The Left has put out a narrative that American Jews are turning on Israel. Those who are still Jewish, rather than merely possessing Jewish last names, have not. American Jews suffer from a painful ignorance and some of their lost descendants, like Kamala’s stepdaughter, may rally for the enemy, but those who have not given up on being Jewish have not abandoned Israel.
In Washington D.C., representatives of the scattered strands of American Jewry briefly met and stood together in the shadow of enormous hate and evil. And briefly became one.
After the Passover Massacre by Hamas in 2002, one hundred thousand Jews had rallied in Washington D.C. That rally may have been smaller, but resembled this one in many ways.
Elie Wiesel, then still alive, told the crowd that, “this day will be remembered in the history of American Jewry.” It was not.
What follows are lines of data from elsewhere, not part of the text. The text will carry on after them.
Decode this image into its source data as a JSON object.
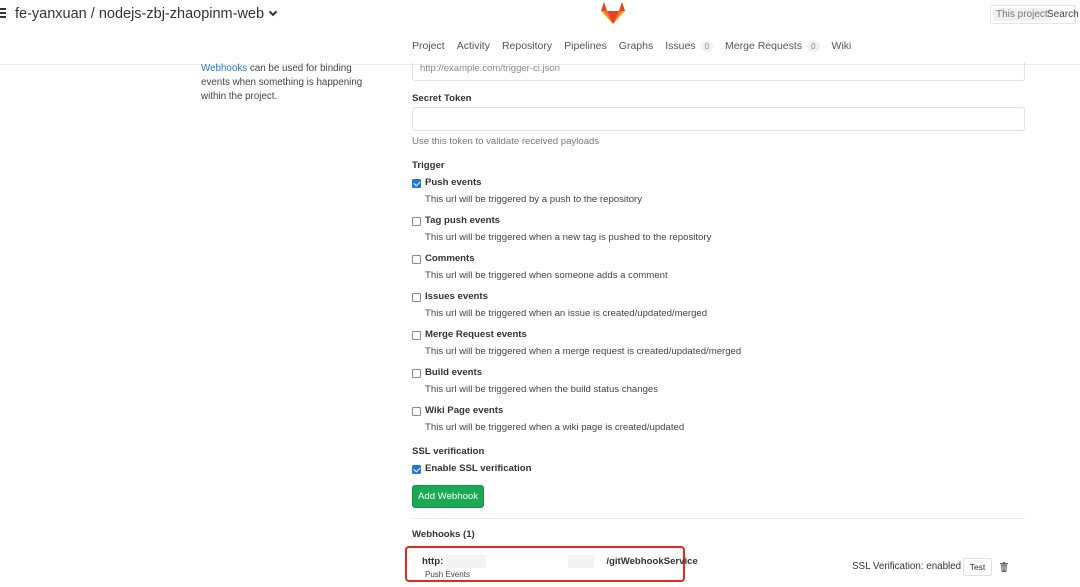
{
  "header": {
    "title": "fe-yanxuan / nodejs-zbj-zhaopinm-web",
    "search_scope": "This project",
    "search_placeholder": "Search"
  },
  "nav": {
    "items": [
      {
        "label": "Project"
      },
      {
        "label": "Activity"
      },
      {
        "label": "Repository"
      },
      {
        "label": "Pipelines"
      },
      {
        "label": "Graphs"
      },
      {
        "label": "Issues",
        "badge": "0"
      },
      {
        "label": "Merge Requests",
        "badge": "0"
      },
      {
        "label": "Wiki"
      }
    ]
  },
  "sidebar": {
    "link_text": "Webhooks",
    "text": " can be used for binding events when something is happening within the project."
  },
  "form": {
    "url_placeholder": "http://example.com/trigger-ci.json",
    "secret_label": "Secret Token",
    "secret_help": "Use this token to validate received payloads",
    "trigger_label": "Trigger",
    "triggers": [
      {
        "label": "Push events",
        "help": "This url will be triggered by a push to the repository",
        "checked": true
      },
      {
        "label": "Tag push events",
        "help": "This url will be triggered when a new tag is pushed to the repository",
        "checked": false
      },
      {
        "label": "Comments",
        "help": "This url will be triggered when someone adds a comment",
        "checked": false
      },
      {
        "label": "Issues events",
        "help": "This url will be triggered when an issue is created/updated/merged",
        "checked": false
      },
      {
        "label": "Merge Request events",
        "help": "This url will be triggered when a merge request is created/updated/merged",
        "checked": false
      },
      {
        "label": "Build events",
        "help": "This url will be triggered when the build status changes",
        "checked": false
      },
      {
        "label": "Wiki Page events",
        "help": "This url will be triggered when a wiki page is created/updated",
        "checked": false
      }
    ],
    "ssl_label": "SSL verification",
    "ssl_checkbox_label": "Enable SSL verification",
    "ssl_checked": true,
    "add_button": "Add Webhook"
  },
  "webhooks": {
    "title": "Webhooks (1)",
    "items": [
      {
        "url_prefix": "http:",
        "url_suffix": "/gitWebhookService",
        "events": "Push Events",
        "ssl_status": "SSL Verification: enabled",
        "test_label": "Test"
      }
    ]
  },
  "colors": {
    "link": "#1f78d1",
    "success": "#1aaa55",
    "highlight": "#e22a1d",
    "logo_primary": "#e24329",
    "logo_secondary": "#fc6d26",
    "logo_tertiary": "#fca326"
  }
}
But that failure of memory is a choice. Whether or not this one will be remembered is also a choice. The choice is a matter of commitment and priorities.
If American Jewry is to have a history, it will have to remember and more importantly act.
Nearly 1 in 10 American Jews showing up in D.C. on a random Tuesday is a historic moment. But whether it will change history is up to that third of a million and all the others who watched from home and attended rallies locally. History is made up of the choices that we make.
Will the March for Israel crystalize a wave of commitment in Jewish communities? Will it change how people vote, how they act and the cultural values that they pass on to their children?
Either we make history or we become history.